At least two people were killed in Tajikistan’s troubled eastern mountain town of Khorog on May 21, local news agencies reported, citing unofficial sources. Murky cases of violence are nothing new in the area: Khorog was the epicenter of a military operation in 2012 that killed dozens, including at least 22 locals, but was never clearly explained by authorities.
In one version of today’s events recounted by the Asia-Plus news agency, a shootout started when police attempted to arrest a brother of local warlord Mamadbokir Mamadbokirov, leaving two supporters dead and a police officer in serious condition. In response to that, and possibly some subsequent arrests, angry residents reportedly burned down the police station. Estimates of the crowd varied from several dozen to 700.
Fergana News cited the head of the regional branch of the opposition Social Democratic Party, Alim Sherzamonov, as saying that riot police opened fire “without warning” when they encountered some sort of unofficial local powerbroker. "Spot checks of tinted[-windowed] cars were underway in the city; a car was stopped. The policemen began arguing with the driver, but then the OMON [riot police] came and opened fire without warning,” Sherzamonov said. “One person was killed on the spot and two injured. They opened fire because the guys in the car had informal power in the city. Weapons were used by one side only – the OMON."
The line between officials and warlords is often blurry in Tajikistan. Remote Khorog, the largest town in Mountainous Badakhshan Autonomous Oblast (GBAO), sits on the Afghan border and is a pit stop on smuggling routes for drugs, gems, cigarettes, and possibly people. During the 2012 military operations, authorities tried, and mostly failed, to unseat several local powerbrokers, including Mamadbokirov.
Complicating the central government’s efforts, GBAO is home to minority Pamiri ethnic groups who often do not feel represented by President Emomali Rakhmon, who has, in his 22 years in power, empowered people from his native Khatlon region at the expense of all others. The 2012 violence hardened mistrust. An assessment conducted last year by Civic Solidarity, a human-rights group with support from the Warsaw-based Helsinki Foundation for Human Rights, found indiscriminate violence and disproportionate use of force by government troops during their months-long 2012 campaign in Khorog.
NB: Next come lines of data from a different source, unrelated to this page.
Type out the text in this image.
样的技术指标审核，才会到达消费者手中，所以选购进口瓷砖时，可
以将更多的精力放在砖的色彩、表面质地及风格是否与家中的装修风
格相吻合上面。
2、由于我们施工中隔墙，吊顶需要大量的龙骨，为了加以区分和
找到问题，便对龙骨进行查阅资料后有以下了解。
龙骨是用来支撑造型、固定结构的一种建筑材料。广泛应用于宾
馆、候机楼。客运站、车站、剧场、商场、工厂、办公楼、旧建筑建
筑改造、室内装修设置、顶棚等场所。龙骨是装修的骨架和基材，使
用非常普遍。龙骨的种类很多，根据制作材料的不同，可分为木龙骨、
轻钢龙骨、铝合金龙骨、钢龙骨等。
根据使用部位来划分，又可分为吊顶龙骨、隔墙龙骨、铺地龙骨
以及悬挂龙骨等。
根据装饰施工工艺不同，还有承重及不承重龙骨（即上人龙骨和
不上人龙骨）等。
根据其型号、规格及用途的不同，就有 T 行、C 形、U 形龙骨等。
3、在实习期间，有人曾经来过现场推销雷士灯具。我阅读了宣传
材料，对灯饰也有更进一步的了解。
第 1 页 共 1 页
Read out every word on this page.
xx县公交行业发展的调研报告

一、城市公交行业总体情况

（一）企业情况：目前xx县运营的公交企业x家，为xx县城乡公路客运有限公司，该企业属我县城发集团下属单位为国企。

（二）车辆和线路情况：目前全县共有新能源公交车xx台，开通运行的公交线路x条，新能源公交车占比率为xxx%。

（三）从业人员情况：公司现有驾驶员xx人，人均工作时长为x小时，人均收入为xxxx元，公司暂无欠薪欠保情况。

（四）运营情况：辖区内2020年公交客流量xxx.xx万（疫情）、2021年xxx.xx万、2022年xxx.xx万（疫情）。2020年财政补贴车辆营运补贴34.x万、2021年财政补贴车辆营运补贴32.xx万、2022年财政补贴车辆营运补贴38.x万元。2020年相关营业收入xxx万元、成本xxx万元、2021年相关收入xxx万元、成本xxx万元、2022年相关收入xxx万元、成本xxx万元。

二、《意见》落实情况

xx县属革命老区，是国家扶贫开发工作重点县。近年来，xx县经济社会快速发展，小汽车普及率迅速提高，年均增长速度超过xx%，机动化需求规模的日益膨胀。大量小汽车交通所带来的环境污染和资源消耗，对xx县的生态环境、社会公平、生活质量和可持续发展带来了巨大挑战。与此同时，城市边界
Twenty-two locals died; at least 18 soldiers were killed. The report blasted the government for failing to warn civilians about its military campaign in the densely populated town and for not even releasing official numbers of dead. The group also said there had been no impartial investigation or attempt to “identify and hold accountable the officials responsible.”
Since 2012, the region has witnessed sporadic violence. In March, in GBAO’s Rushan District, half a dozen civilians were reportedly injured when police opened fire on them after detaining their relatives for an alleged traffic violation. And last fall, when police and members of the State Committee on National Security tried to arrest an official from the Drug Control Agency, supporters of the drug official reportedly beat up several law enforcement officials and burned their cars.
Late on May 21, British Ambassador Robin Ord-Smith tweeted that he understood the road to Khorog is closed. The city was sealed for weeks during the 2012 operation.
For a good take on those events, see this article by my colleague Joshua Kucera in The Atlantic.
**UPDATE: May 22 –
An Interior Ministry spokesperson, quoted by the Avesta news agency, says police were trying to detain an alleged drug dealer, Munavvar Shanbiev. When police attempted to stop his car, his people started shooting. Police shot back and killed one of Shanbiev’s people, Sabir Hudoihonov, and wounded two others. In the shootout, four law enforcement officers were wounded; one later died. A crowd of young men gathered, set the police car, police station, prosecutor’s office and a court building on fire. ITAR-TASS reports the death toll has climbed to three.
President Rakhmon has sent his national security advisor, Sherali Khairulloev, to Khorog. Khairulloev served as defense minister during the fighting in 2012 and many Pamiris feel his ministry played an outsized role in escalating that conflict.
David Trilling is Eurasianet’s managing editor.